Pour nous maintenir dans un « espace sûr pour l’humanité », les scientifiques préconisent de ne pas dépasser certains seuils, qu’ils nomment des « frontières ». Malheureusement, en 2023, six de ces frontières ont d’ores et déjà été franchies.
En 2023, les préoccupations humaines ont été prises en compte dans le cadre d’un nouveau référentiel. En intégrant les enjeux de justice sociale, ce travail propose de définir non seulement des « frontières sûres du système Terre », mais également des « frontières justes ». Partant du constat que les populations ne sont pas également exposées aux changements en cours, il s’agit alors de se poser la question suivante : quelle limite physique peut être considérée comme juste si l’on considère qu’aucune population humaine ne doit être exposée à des dommages significatifs ?

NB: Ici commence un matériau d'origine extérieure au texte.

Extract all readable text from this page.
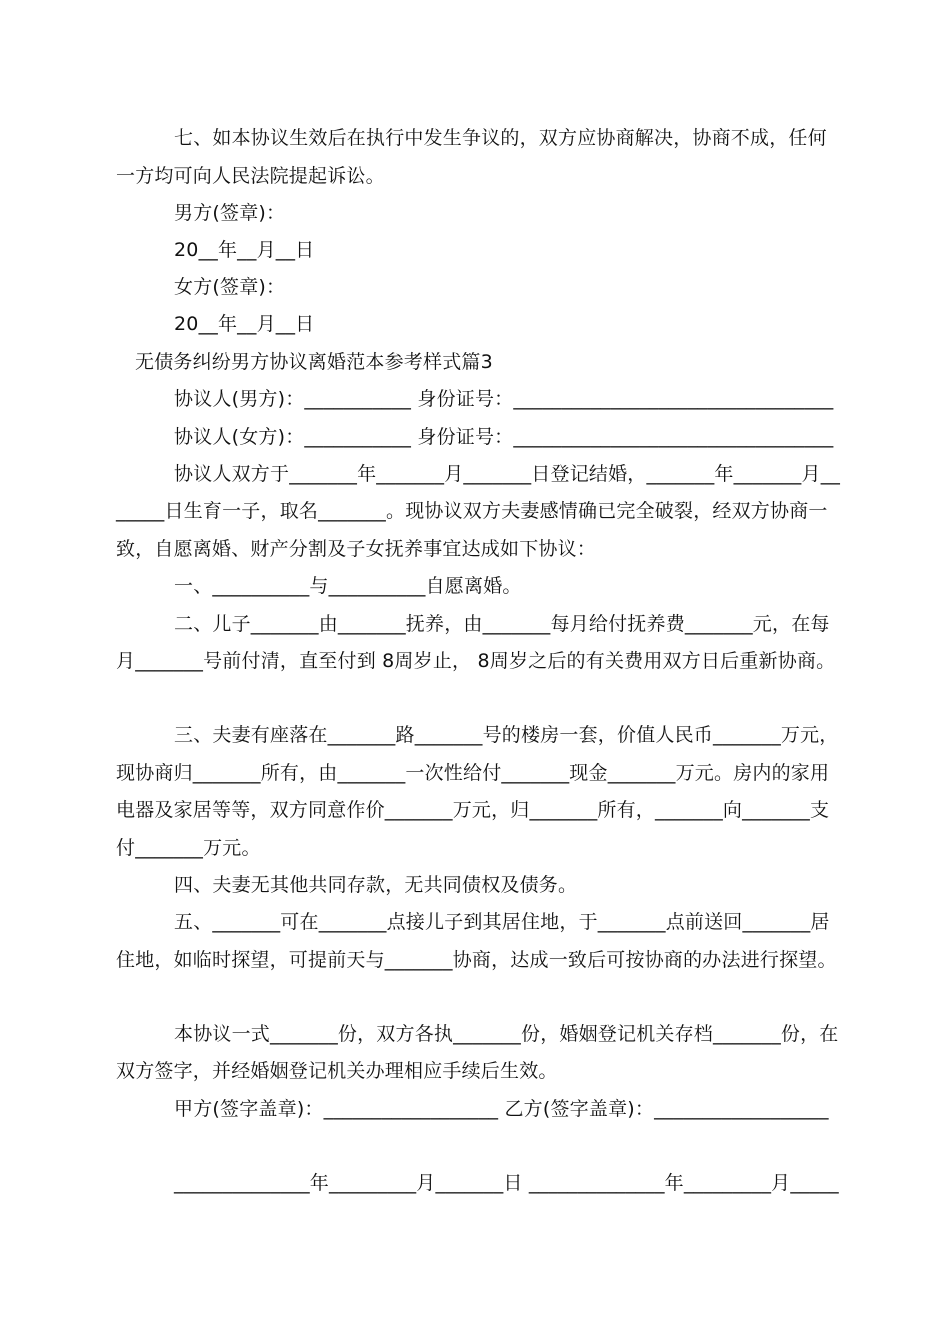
七、如本协议生效后在执行中发生争议的，双方应协商解决，协商不成，任何
一方均可向人民法院提起诉讼。
男方(签章)：
20__年__月__日
女方(签章)：
20__年__月__日
无债务纠纷男方协议离婚范本参考样式篇3
协议人(男方)：___________ 身份证号：_________________________________
协议人(女方)：___________ 身份证号：_________________________________
协议人双方于_______年_______月_______日登记结婚，_______年_______月__
_____日生育一子，取名_______。现协议双方夫妻感情确已完全破裂，经双方协商一
致，自愿离婚、财产分割及子女抚养事宜达成如下协议：
一、__________与__________自愿离婚。
二、儿子_______由_______抚养，由_______每月给付抚养费_______元，在每
月_______号前付清，直至付到 8周岁止， 8周岁之后的有关费用双方日后重新协商。
三、夫妻有座落在_______路_______号的楼房一套，价值人民币_______万元，
现协商归_______所有，由_______一次性给付_______现金_______万元。房内的家用
电器及家居等等，双方同意作价_______万元，归_______所有，_______向_______支
付_______万元。
四、夫妻无其他共同存款，无共同债权及债务。
五、_______可在_______点接儿子到其居住地，于_______点前送回_______居
住地，如临时探望，可提前天与_______协商，达成一致后可按协商的办法进行探望。
本协议一式_______份，双方各执_______份，婚姻登记机关存档_______份，在
双方签字，并经婚姻登记机关办理相应手续后生效。
甲方(签字盖章)：__________________ 乙方(签字盖章)：__________________
______________年_________月_______日 ______________年_________月_____
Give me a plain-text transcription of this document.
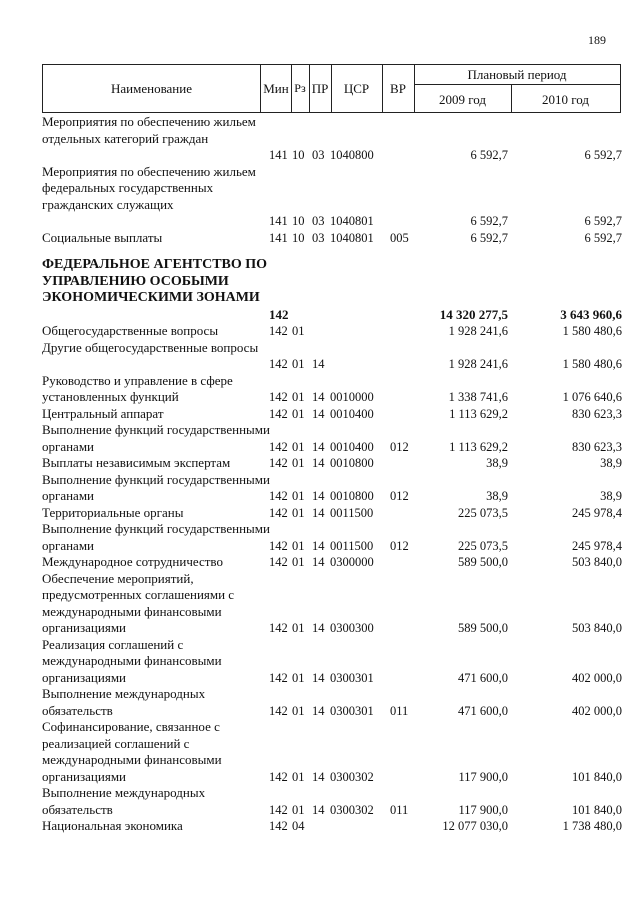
189
Наименование	Мин Рз ПР	ЦСР	ВР
Плановый период
2009 год	2010 год
Мероприятия по обеспечению жильем отдельных категорий граждан
141 10 03 1040800	6 592,7	6 592,7
Мероприятия по обеспечению жильем федеральных государственных гражданских служащих
141 10 03 1040801	6 592,7	6 592,7
Социальные выплаты	141 10 03 1040801 005	6 592,7	6 592,7
ФЕДЕРАЛЬНОЕ АГЕНТСТВО ПО УПРАВЛЕНИЮ ОСОБЫМИ ЭКОНОМИЧЕСКИМИ ЗОНАМИ
142	14 320 277,5	3 643 960,6
Общегосударственные вопросы	142 01	1 928 241,6	1 580 480,6
Другие общегосударственные вопросы
142 01 14	1 928 241,6	1 580 480,6
Руководство и управление в сфере установленных функций	142 01 14 0010000	1 338 741,6	1 076 640,6
Центральный аппарат	142 01 14 0010400	1 113 629,2	830 623,3
Выполнение функций государственными органами	142 01 14 0010400 012	1 113 629,2	830 623,3
Выплаты независимым экспертам	142 01 14 0010800	38,9	38,9
Выполнение функций государственными органами	142 01 14 0010800 012	38,9	38,9
Территориальные органы	142 01 14 0011500	225 073,5	245 978,4
Выполнение функций государственными органами	142 01 14 0011500 012	225 073,5	245 978,4
Международное сотрудничество	142 01 14 0300000	589 500,0	503 840,0
Обеспечение мероприятий, предусмотренных соглашениями с международными финансовыми организациями	142 01 14 0300300	589 500,0	503 840,0
Реализация соглашений с международными финансовыми организациями	142 01 14 0300301	471 600,0	402 000,0
Выполнение международных обязательств	142 01 14 0300301 011	471 600,0	402 000,0
Софинансирование, связанное с реализацией соглашений с международными финансовыми организациями	142 01 14 0300302	117 900,0	101 840,0
Выполнение международных обязательств	142 01 14 0300302 011	117 900,0	101 840,0
Национальная экономика	142 04	12 077 030,0	1 738 480,0
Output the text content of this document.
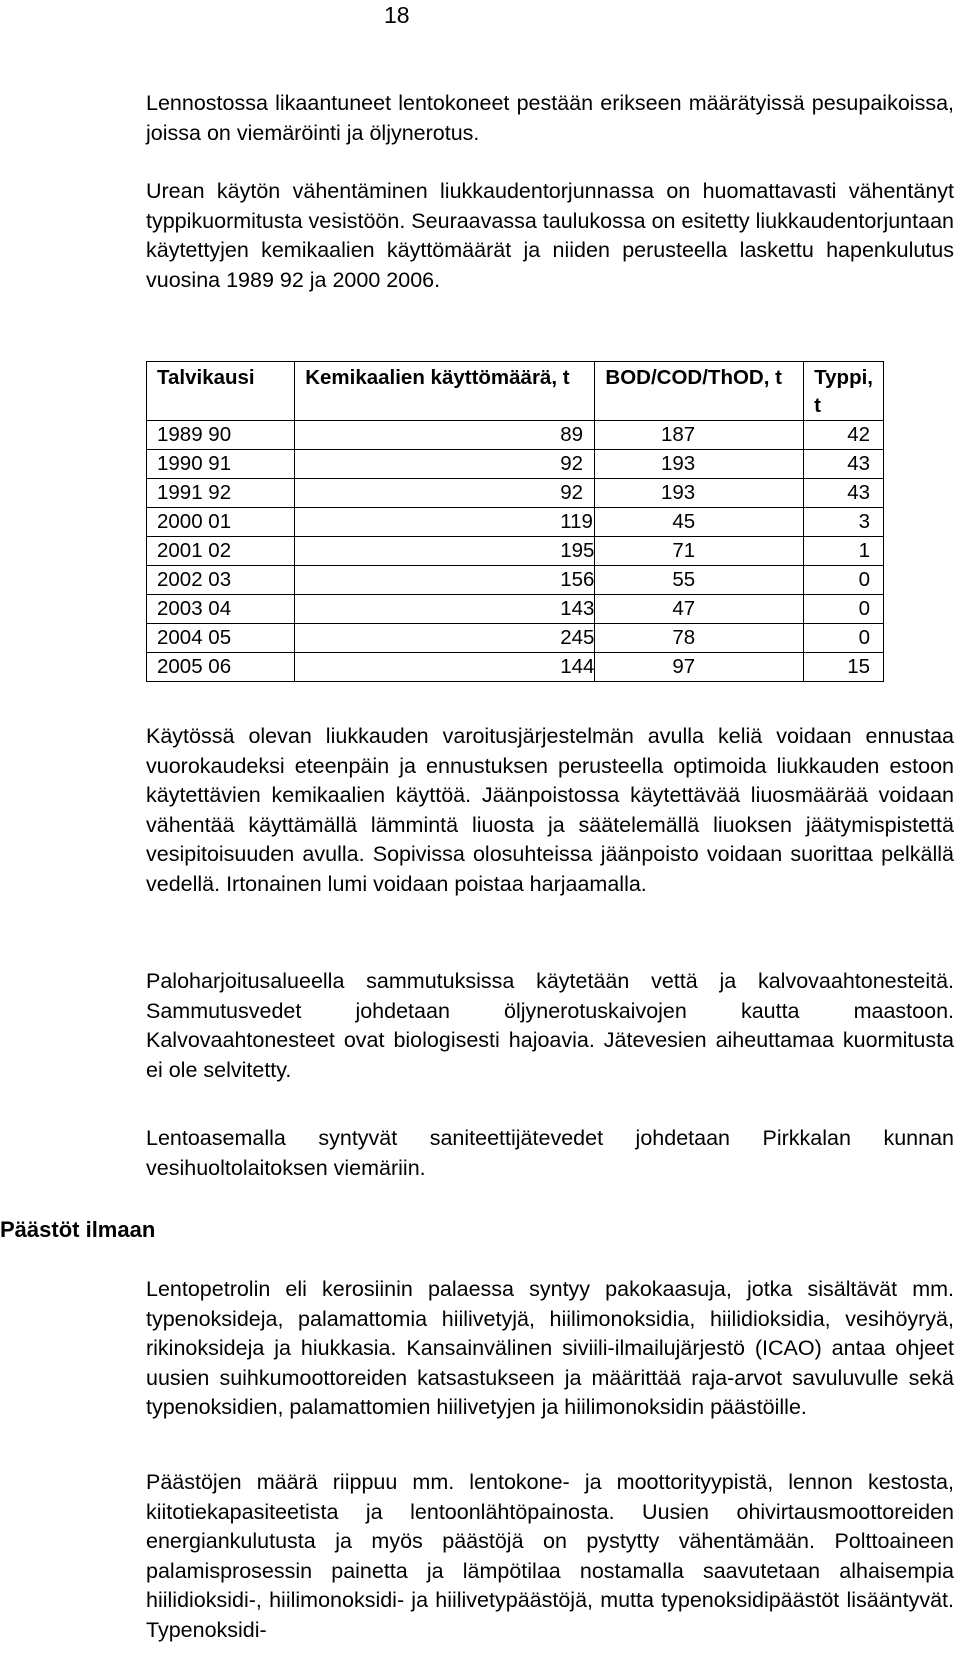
18

Lennostossa likaantuneet lentokoneet pestään erikseen määrätyissä pesupaikoissa, joissa on viemäröinti ja öljynerotus.

Urean käytön vähentäminen liukkaudentorjunnassa on huomattavasti vähentänyt typpikuormitusta vesistöön. Seuraavassa taulukossa on esitetty liukkaudentorjuntaan käytettyjen kemikaalien käyttömäärät ja niiden perusteella laskettu hapenkulutus vuosina 1989 92 ja 2000 2006.

Talvikausi	Kemikaalien käyttömäärä, t	BOD/COD/ThOD, t	Typpi, t
1989 90	89	187	42
1990 91	92	193	43
1991 92	92	193	43
2000 01	119	45	3
2001 02	195	71	1
2002 03	156	55	0
2003 04	143	47	0
2004 05	245	78	0
2005 06	144	97	15

Käytössä olevan liukkauden varoitusjärjestelmän avulla keliä voidaan ennustaa vuorokaudeksi eteenpäin ja ennustuksen perusteella optimoida liukkauden estoon käytettävien kemikaalien käyttöä. Jäänpoistossa käytettävää liuosmäärää voidaan vähentää käyttämällä lämmintä liuosta ja säätelemällä liuoksen jäätymispistettä vesipitoisuuden avulla. Sopivissa olosuhteissa jäänpoisto voidaan suorittaa pelkällä vedellä. Irtonainen lumi voidaan poistaa harjaamalla.

Paloharjoitusalueella sammutuksissa käytetään vettä ja kalvovaahtonesteitä. Sammutusvedet johdetaan öljynerotuskaivojen kautta maastoon. Kalvovaahtonesteet ovat biologisesti hajoavia. Jätevesien aiheuttamaa kuormitusta ei ole selvitetty.

Lentoasemalla syntyvät saniteettijätevedet johdetaan Pirkkalan kunnan vesihuoltolaitoksen viemäriin.

Päästöt ilmaan

Lentopetrolin eli kerosiinin palaessa syntyy pakokaasuja, jotka sisältävät mm. typenoksideja, palamattomia hiilivetyjä, hiilimonoksidia, hiilidioksidia, vesihöyryä, rikinoksideja ja hiukkasia. Kansainvälinen siviili-ilmailujärjestö (ICAO) antaa ohjeet uusien suihkumoottoreiden katsastukseen ja määrittää raja-arvot savuluvulle sekä typenoksidien, palamattomien hiilivetyjen ja hiilimonoksidin päästöille.

Päästöjen määrä riippuu mm. lentokone- ja moottorityypistä, lennon kestosta, kiitotiekapasiteetista ja lentoonlähtöpainosta. Uusien ohivirtausmoottoreiden energiankulutusta ja myös päästöjä on pystytty vähentämään. Polttoaineen palamisprosessin painetta ja lämpötilaa nostamalla saavutetaan alhaisempia hiilidioksidi-, hiilimonoksidi- ja hiilivetypäästöjä, mutta typenoksidipäästöt lisääntyvät. Typenoksidi-
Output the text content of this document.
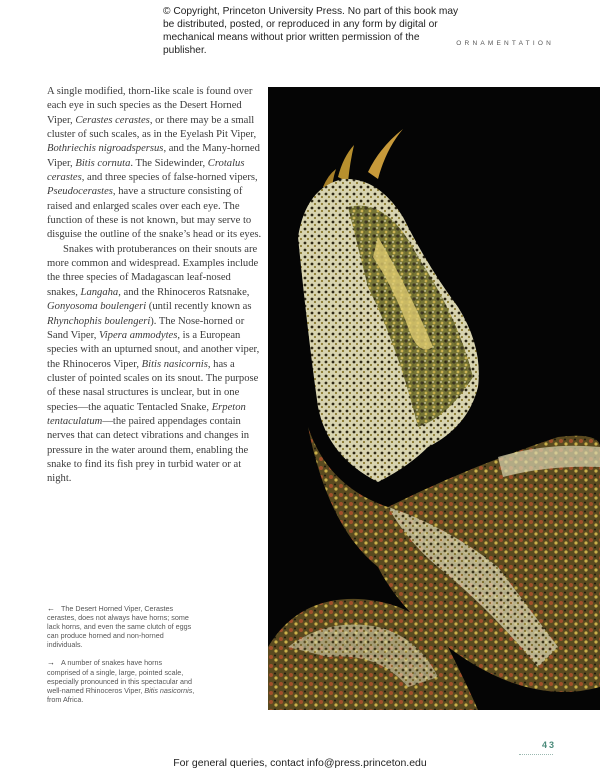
© Copyright, Princeton University Press. No part of this book may be distributed, posted, or reproduced in any form by digital or mechanical means without prior written permission of the publisher.
ORNAMENTATION

A single modified, thorn-like scale is found over each eye in such species as the Desert Horned Viper, Cerastes cerastes, or there may be a small cluster of such scales, as in the Eyelash Pit Viper, Bothriechis nigroadspersus, and the Many-horned Viper, Bitis cornuta. The Sidewinder, Crotalus cerastes, and three species of false-horned vipers, Pseudocerastes, have a structure consisting of raised and enlarged scales over each eye. The function of these is not known, but may serve to disguise the outline of the snake’s head or its eyes.

Snakes with protuberances on their snouts are more common and widespread. Examples include the three species of Madagascan leaf-nosed snakes, Langaha, and the Rhinoceros Ratsnake, Gonyosoma boulengeri (until recently known as Rhynchophis boulengeri). The Nose-horned or Sand Viper, Vipera ammodytes, is a European species with an upturned snout, and another viper, the Rhinoceros Viper, Bitis nasicornis, has a cluster of pointed scales on its snout. The purpose of these nasal structures is unclear, but in one species—the aquatic Tentacled Snake, Erpeton tentaculatum—the paired appendages contain nerves that can detect vibrations and changes in pressure in the water around them, enabling the snake to find its fish prey in turbid water or at night.

← The Desert Horned Viper, Cerastes cerastes, does not always have horns; some lack horns, and even the same clutch of eggs can produce horned and non-horned individuals.

→ A number of snakes have horns comprised of a single, large, pointed scale, especially pronounced in this spectacular and well-named Rhinoceros Viper, Bitis nasicornis, from Africa.

43
For general queries, contact info@press.princeton.edu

Huit déterminants du système Terre, parfois différents de ceux du précédent référentiel, ont été retenus. Pour chacun, les scientifiques ont défini une frontière « sûre », qui délimite les conditions permettant de stabiliser le système Terre ; mais aussi une frontière « juste », qui minimise les dommages aux personnes, tout en assurant l’accès à tous aux services et aux ressources essentiels permettant de mener une vie digne. En ajoutant cette dimension de justice sociale, les objectifs à atteindre sont parfois plus ambitieux encore.
Respecter la limite juste et sûre pour le climat (+1 °C) n’est plus possible ; en revanche, nous pouvons encore éviter de franchir la frontière « sûre », en limitant le réchauffement à +1,5 °C au niveau mondial. Ce seuil correspond par ailleurs à l’objectif fixé par l’Accord de Paris sur le climat. Pour y parvenir, il faut limiter nos émissions de gaz à effet de serre à hauteur d’un certain « budget d’émissions » mondial maximal, qu’il est ensuite possible de répartir entre aujourd’hui et 2050 — date à laquelle nous devrons avoir atteint la neutralité carbone.
Pour savoir ce que cela signifie pour la métropole de Lyon, il faut faire un certain nombre de choix quant à la répartition de ce budget mondial. Cela pose des questions techniques, mais plus encore éthiques. Par exemple, doit-on prendre en compte les émissions du territoire de la métropole, ou doit-on intégrer les émissions importées dans les consommations des habitants ? Doit-on prendre en compte les émissions passées, ou pas ? Les résultats obtenus sont alors très différents…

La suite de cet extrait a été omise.